In July 2021, Microsoft's Security Intelligence team warned Office 365 users and admins that the latest phishing attacks use a crafty combination of methods to get past email filters. In follow-up Tweets released on the same day, Microsoft described the campaign that used various detection evasion techniques to be “sneakier than usual.” However, this recent warning to the public wasn’t the first time Microsoft Office 365 accounts have been under attack. In March 2021, Microsoft also made the news following a rise in credential phishing attacks. The attacks involved fake login pages and malicious landing pages intended to steal credentials from employees.
Therefore, it is not uncommon for medium or large companies to exclusively adopt the supplementary component of Office365. This happens for several reasons:
- Security must be layered. Exchange is the most attacked, not because it is vulnerable but because it is the most used. Therefore, trusting in Microsoft 100% will increase your risk and is not considered best practice. We recommend having another brand also to check incoming emails.
- Information compliance issues. There have been issues raised at the federation level of the system, in addition to low visibility of internal auditing.
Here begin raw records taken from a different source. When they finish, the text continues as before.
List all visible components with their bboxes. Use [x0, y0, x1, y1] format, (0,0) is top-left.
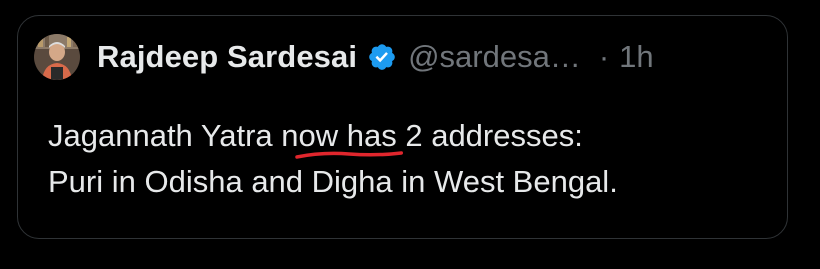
tweet-timestamp[interactable]: 1h: [619, 39, 653, 75]
red-underline-annotation: [294, 150, 403, 162]
tweet-text-highlight: ow has: [298, 118, 397, 153]
author-handle[interactable]: @sardesa…: [408, 39, 581, 75]
tweet-text-line1-end: 2 addresses:: [396, 118, 583, 153]
author-name[interactable]: Rajdeep Sardesai: [97, 39, 357, 75]
tweet-header: Rajdeep Sardesai @sardesa… · 1h: [34, 34, 654, 80]
tweet-text-line1-start: Jagannath Yatra n: [48, 118, 299, 153]
avatar[interactable]: [34, 34, 80, 80]
highlighted-phrase: ow has: [294, 113, 403, 159]
header-separator: ·: [598, 39, 610, 74]
tweet-text: Jagannath Yatra now has 2 addresses: Puri…: [48, 113, 778, 205]
verified-badge-icon: [367, 42, 397, 72]
tweet-text-line2: Puri in Odisha and Digha in West Bengal.: [48, 164, 618, 199]
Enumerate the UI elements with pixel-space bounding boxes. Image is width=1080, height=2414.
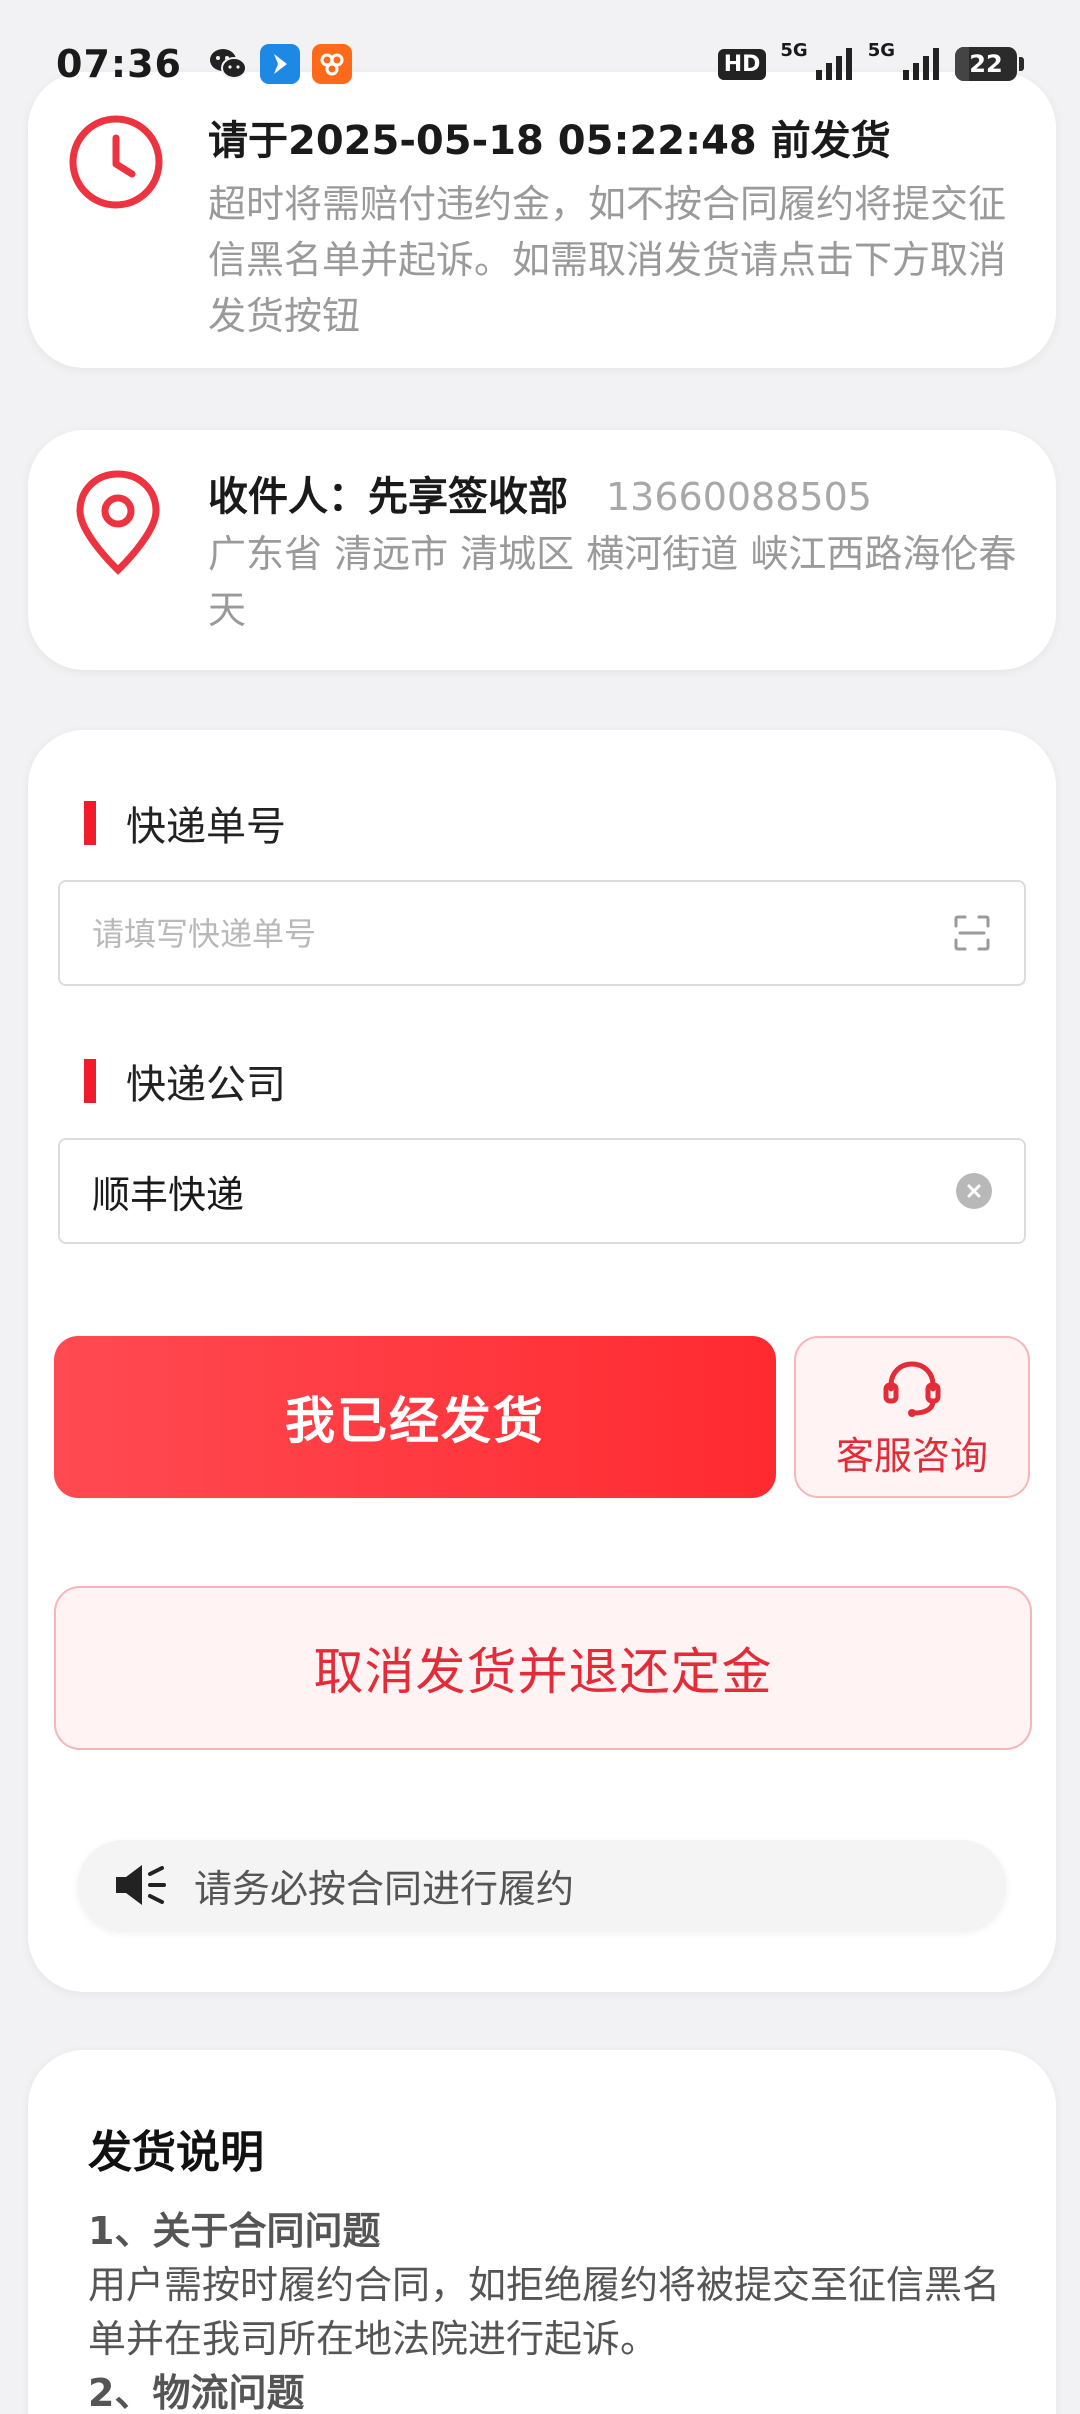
customer-service-button[interactable]: 客服咨询 — [794, 1336, 1030, 1498]
network-type-2: 5G — [867, 39, 895, 61]
company-label: 快递公司 — [84, 1052, 286, 1110]
label-marker — [84, 801, 96, 845]
notes-body: 1、关于合同问题 用户需按时履约合同，如拒绝履约将被提交至征信黑名单并在我司所在… — [88, 2204, 1018, 2414]
tracking-field[interactable] — [58, 880, 1026, 986]
recipient-phone: 13660088505 — [606, 475, 872, 519]
deadline-card: 请于2025-05-18 05:22:48 前发货 超时将需赔付违约金，如不按合… — [28, 72, 1056, 368]
shipping-form-card: 快递单号 快递公司 顺丰快递 我已经发货 — [28, 730, 1056, 1992]
shipped-button[interactable]: 我已经发货 — [54, 1336, 776, 1498]
tracking-number-input[interactable] — [92, 912, 952, 954]
clear-icon[interactable] — [956, 1173, 992, 1209]
tracking-label: 快递单号 — [84, 794, 286, 852]
scan-icon[interactable] — [952, 913, 992, 953]
network-type-1: 5G — [780, 39, 808, 61]
label-marker — [84, 1059, 96, 1103]
recipient-label: 收件人： — [208, 474, 368, 520]
cancel-shipment-button[interactable]: 取消发货并退还定金 — [54, 1586, 1032, 1750]
courier-company-value[interactable]: 顺丰快递 — [92, 1164, 956, 1219]
notes-title: 发货说明 — [88, 2127, 264, 2178]
note-heading-1: 1、关于合同问题 — [88, 2209, 381, 2253]
note-body-1: 用户需按时履约合同，如拒绝履约将被提交至征信黑名单并在我司所在地法院进行起诉。 — [88, 2263, 1001, 2361]
recipient-card[interactable]: 收件人： 先享签收部 13660088505 广东省 清远市 清城区 横河街道 … — [28, 430, 1056, 670]
deadline-description: 超时将需赔付违约金，如不按合同履约将提交征信黑名单并起诉。如需取消发货请点击下方… — [208, 182, 1007, 338]
company-label-text: 快递公司 — [126, 1062, 286, 1108]
tracking-label-text: 快递单号 — [126, 804, 286, 850]
status-time: 07:36 — [56, 42, 182, 86]
speaker-icon — [116, 1865, 166, 1905]
customer-service-label: 客服咨询 — [835, 1433, 988, 1478]
recipient-name: 先享签收部 — [368, 474, 568, 520]
location-pin-icon — [76, 470, 160, 575]
recipient-line: 收件人： 先享签收部 13660088505 — [208, 464, 872, 522]
clock-icon — [69, 115, 163, 209]
headset-icon — [883, 1360, 941, 1417]
page: 07:36 HD 5G 5G 22 请于2025-05-18 05:22:48 … — [0, 0, 1080, 2414]
notice-bar: 请务必按合同进行履约 — [78, 1840, 1006, 1930]
notice-text: 请务必按合同进行履约 — [194, 1866, 575, 1911]
recipient-address: 广东省 清远市 清城区 横河街道 峡江西路海伦春天 — [208, 532, 1017, 632]
courier-company-field[interactable]: 顺丰快递 — [58, 1138, 1026, 1244]
deadline-title: 请于2025-05-18 05:22:48 前发货 — [208, 118, 891, 164]
note-heading-2: 2、物流问题 — [88, 2371, 305, 2414]
shipping-notes-card: 发货说明 1、关于合同问题 用户需按时履约合同，如拒绝履约将被提交至征信黑名单并… — [28, 2050, 1056, 2414]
Historically, Microsoft has not proven to be not great with users’ privacy and many users have raised information compliance issues. If an IT admin or an external IT company looks at users’ work-related emails, the users may never be aware.
- The quality of system security. Exchange Online Protection is consecrated to a system with several important functionalities lacking a security base. And only by purchasing the Advanced Threat Protection (ATP) make it possible to have robust filtering, such as a level 2 sandbox system or some level 1 features like safe links and explorer. These features are only present in the top subscription.
Therefore companies look for O365 coupled with another specialized security system within Europe and outside the Azure cloud. Given the reduced visibility and management of the Microsoft system, the focus is on anti-phishing and issues of operationalization of the platform (auditing, message analysis, delegation of administration).